When Paul Keating introduced compulsory superannuation in the early 1990s, it established more than a savings system - it enshrined a foundation for our future retirement policy. That foundation gave Australians the confidence to contribute from their earnings and personal savings over the decades. They trusted that the framework - built with budgetary pressures and equity in mind - would support them throughout their working lives into retirement.

- Felipe Araujo, Generation Life

Frequent changes to thresholds, concessions, eligibility rules, disclosures and products have created uncertainty about how the system will operate in future. What began as a stable, enduring concept has arguably evolved into a system defined by continual change.

This created a perception of unpredictability. While its core purpose as a retirement savings vehicle remains robust, the settings that shape it often appear less certain.
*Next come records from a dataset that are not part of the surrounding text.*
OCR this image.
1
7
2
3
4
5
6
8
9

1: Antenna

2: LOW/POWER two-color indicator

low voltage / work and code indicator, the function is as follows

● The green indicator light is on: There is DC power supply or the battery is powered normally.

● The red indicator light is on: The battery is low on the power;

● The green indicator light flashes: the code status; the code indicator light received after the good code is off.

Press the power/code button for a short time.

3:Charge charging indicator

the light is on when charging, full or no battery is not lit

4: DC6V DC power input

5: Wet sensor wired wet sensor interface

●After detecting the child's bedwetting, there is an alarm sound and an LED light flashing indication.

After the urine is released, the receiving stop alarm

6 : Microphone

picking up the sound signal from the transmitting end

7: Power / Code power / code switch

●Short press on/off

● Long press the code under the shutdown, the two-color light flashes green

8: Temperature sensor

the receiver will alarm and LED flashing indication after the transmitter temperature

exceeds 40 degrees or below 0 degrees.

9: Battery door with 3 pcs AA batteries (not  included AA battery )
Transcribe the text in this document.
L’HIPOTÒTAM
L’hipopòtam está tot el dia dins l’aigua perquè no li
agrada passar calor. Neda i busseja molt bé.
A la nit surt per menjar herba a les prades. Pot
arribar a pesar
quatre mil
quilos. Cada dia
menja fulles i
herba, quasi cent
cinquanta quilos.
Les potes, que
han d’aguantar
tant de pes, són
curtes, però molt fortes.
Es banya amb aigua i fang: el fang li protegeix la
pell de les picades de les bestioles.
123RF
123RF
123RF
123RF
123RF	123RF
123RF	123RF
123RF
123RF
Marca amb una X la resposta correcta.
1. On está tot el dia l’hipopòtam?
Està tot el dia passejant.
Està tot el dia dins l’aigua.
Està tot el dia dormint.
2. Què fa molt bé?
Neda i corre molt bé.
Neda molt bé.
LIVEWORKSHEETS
Stability risks becoming the most fragile aspect of the super system, and with it the trust that has long underpinned Australians' path to a comfortable retirement.

No single measure explains the erosion of confidence; it is the cumulative pattern of change that matters. Since the early 1990s, more than 70 significant changes have reshaped super.

The sheer volume of reforms has left the rules feeling open to constant revision. These include the Division 293 tax in 2012; the transfer balance cap, total super balance measures and the removal of anti-detriment concessions in 2017; and, more recently, the proposed Division 296 tax on earnings from large account balances.